Here’s what you’re going to do when you get to Mexico City. Yes, you’re going to visit the zócalo and marvel at pre-conquest and colonial architecture like a tourist, because that is what you are, and that is fine, and you will be glad you did. You’re going to climb up to Chapultepec Castle and stand in awe at the view. You’re going to stuff yourself on street vendor tortas filled with potato and chorizo, spicy tomato sauce, cabbage, and cheese. You’re going to drink cold Mexican beer, and be dumbstruck by the selection of mezcals (try La Clandestina in Condesa) that would cost you ten times as much back home. And when it's said and done, you’re going to do one of the most authentically CDMX (what the locals call Mexico City) things going and drink some fancy gin cocktails.

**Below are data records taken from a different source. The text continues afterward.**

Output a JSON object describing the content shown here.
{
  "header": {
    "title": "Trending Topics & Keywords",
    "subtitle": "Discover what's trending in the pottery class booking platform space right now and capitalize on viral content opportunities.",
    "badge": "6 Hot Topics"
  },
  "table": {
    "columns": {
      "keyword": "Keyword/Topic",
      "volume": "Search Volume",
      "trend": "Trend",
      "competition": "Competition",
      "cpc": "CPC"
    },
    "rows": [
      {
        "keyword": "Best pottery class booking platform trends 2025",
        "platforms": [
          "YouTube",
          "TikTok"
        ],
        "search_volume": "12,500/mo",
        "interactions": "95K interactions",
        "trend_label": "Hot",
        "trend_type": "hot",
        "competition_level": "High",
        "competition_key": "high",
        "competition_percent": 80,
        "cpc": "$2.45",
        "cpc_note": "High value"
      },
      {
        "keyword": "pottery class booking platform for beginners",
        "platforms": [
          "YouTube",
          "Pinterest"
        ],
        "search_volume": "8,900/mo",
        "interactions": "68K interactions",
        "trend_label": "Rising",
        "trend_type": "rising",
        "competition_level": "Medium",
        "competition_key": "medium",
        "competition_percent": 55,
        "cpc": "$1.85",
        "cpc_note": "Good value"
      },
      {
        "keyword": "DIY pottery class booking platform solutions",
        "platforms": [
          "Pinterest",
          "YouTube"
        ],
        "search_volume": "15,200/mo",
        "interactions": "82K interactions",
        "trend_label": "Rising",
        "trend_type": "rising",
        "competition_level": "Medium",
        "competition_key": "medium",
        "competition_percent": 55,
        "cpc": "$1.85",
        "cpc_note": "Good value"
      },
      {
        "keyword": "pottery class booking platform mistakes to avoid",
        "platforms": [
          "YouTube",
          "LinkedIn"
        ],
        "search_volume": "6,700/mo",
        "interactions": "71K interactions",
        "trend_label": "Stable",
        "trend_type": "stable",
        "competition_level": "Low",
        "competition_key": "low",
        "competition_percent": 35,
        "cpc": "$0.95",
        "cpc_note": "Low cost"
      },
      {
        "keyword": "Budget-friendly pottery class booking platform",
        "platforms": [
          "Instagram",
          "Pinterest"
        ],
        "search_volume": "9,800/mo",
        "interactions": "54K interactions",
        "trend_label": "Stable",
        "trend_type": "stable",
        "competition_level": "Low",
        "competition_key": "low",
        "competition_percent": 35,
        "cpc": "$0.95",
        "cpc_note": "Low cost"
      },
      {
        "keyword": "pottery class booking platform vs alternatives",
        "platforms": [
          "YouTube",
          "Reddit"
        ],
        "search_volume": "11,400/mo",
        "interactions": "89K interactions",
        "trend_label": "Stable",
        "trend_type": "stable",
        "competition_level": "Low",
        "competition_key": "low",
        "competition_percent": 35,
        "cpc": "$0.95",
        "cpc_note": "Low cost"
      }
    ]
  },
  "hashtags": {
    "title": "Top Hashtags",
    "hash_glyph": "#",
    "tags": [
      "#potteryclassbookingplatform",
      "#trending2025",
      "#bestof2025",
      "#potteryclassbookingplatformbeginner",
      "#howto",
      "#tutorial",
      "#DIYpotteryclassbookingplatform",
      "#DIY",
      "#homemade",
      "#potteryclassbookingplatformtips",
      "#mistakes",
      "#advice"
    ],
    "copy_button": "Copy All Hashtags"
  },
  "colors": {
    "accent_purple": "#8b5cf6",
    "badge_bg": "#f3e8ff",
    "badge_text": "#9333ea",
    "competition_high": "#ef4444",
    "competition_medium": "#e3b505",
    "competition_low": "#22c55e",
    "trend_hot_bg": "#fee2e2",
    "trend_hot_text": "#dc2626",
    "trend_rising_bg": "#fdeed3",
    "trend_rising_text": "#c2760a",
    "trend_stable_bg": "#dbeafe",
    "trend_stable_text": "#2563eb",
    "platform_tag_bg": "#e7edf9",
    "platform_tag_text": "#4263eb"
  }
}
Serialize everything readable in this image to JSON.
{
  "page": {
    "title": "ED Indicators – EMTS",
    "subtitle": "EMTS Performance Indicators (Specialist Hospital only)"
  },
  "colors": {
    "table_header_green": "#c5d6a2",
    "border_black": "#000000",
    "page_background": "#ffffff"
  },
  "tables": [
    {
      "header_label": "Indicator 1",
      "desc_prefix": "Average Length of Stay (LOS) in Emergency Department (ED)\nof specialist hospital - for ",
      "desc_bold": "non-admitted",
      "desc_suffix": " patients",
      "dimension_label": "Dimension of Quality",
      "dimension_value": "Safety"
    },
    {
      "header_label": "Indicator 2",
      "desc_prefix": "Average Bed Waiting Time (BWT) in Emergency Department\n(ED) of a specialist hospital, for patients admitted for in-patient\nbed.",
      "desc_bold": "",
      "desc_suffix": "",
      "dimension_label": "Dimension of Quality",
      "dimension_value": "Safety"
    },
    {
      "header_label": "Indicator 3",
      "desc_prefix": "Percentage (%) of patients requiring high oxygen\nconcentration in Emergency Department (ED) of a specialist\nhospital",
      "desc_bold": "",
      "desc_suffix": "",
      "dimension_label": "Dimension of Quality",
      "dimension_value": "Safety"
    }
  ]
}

To drink them, you're going to a place called Gin Gin. While the trendsetting bar has four locations now, the outpost in the Roma Norte neighborhood is the flagship. A stunning repurposed old mansion, with greenery creeping up the brick walls, and bottle after bottle of gin stacked high to the ceiling, it’s one of those perfect dual purpose bars where you can start your night with a quiet drink, and finish it in a boisterous party atmosphere. And if you happen to be there this weekend for Mexico’s Día de la Independencia, while revelers pour into the parks and streets to celebrate, you might even have a shot at getting a table.
But, right, the gin. Gin probably isn’t the first spirit you think of when you think of Mexico, says Alvaro Montes, one of the head bartenders for Grupo Indiana, the team behind Gin Gin, but that’s been changing in the past few years. Tequila still dominates the countryside, but in the big cities, and on the beaches, gin cocktails have elbowed their way onto the bar.
“They're opening cocktail bars in Guadalajara, Monterrey, even Tulum," says Montes. "The first place for the cocktail culture is in Mexico City, but it’s still growing all the time.”
That’s in no small part due to Gin Gin’s influence, with a back bar that boasts some 40 plus labels of gin from around the world, including a few of the growing number of Mexican-distilled gins like Ginebra Armónico, a London dry style made with botanicals unique to Mexico; Diega Ginebra, a gin infused with lemon verbena and apple; and Mezcal Gin, an agave-based distillate that uses many of the traditional botanicals that make up gin.
“Tequila is for people who come here and like to try the Mexican things, but it’s not the most popular among the people here right now in Mexico City,” says Montes, who also points to the growing popularity of bourbon. “It’s not difficult to convince people to try the gin. They come ready to try it, mostly for the name of the place since they know we are focused on gin.”
Here’s one you can make for yourself. It's Montes’, and the bar’s favorite. Bonus points if you can get your hands on a Mexican gin, but in the meantime, any London dry will suffice. It’s a blend of lightly burnt bitter citrus, with a touch of Mexican heat and spice. Salud.
Courtesy of Alvaro Montes of Gin Gin
- 1.5 oz, gin
- .5 oz, Campari
- .5 oz, grapefruit juice
- 1 whole grapefruit (for twist)
- tonic water
- chili powder
Add gin, Campari, and grapefruit juice over ice and shake well. Treat a coupe glass with a sprig of rosemary, then strain and pour. Top it off with tonic water, lightly flavored with a small pinch each of chili powder and coriander. Garnish with a twist of grapefruit.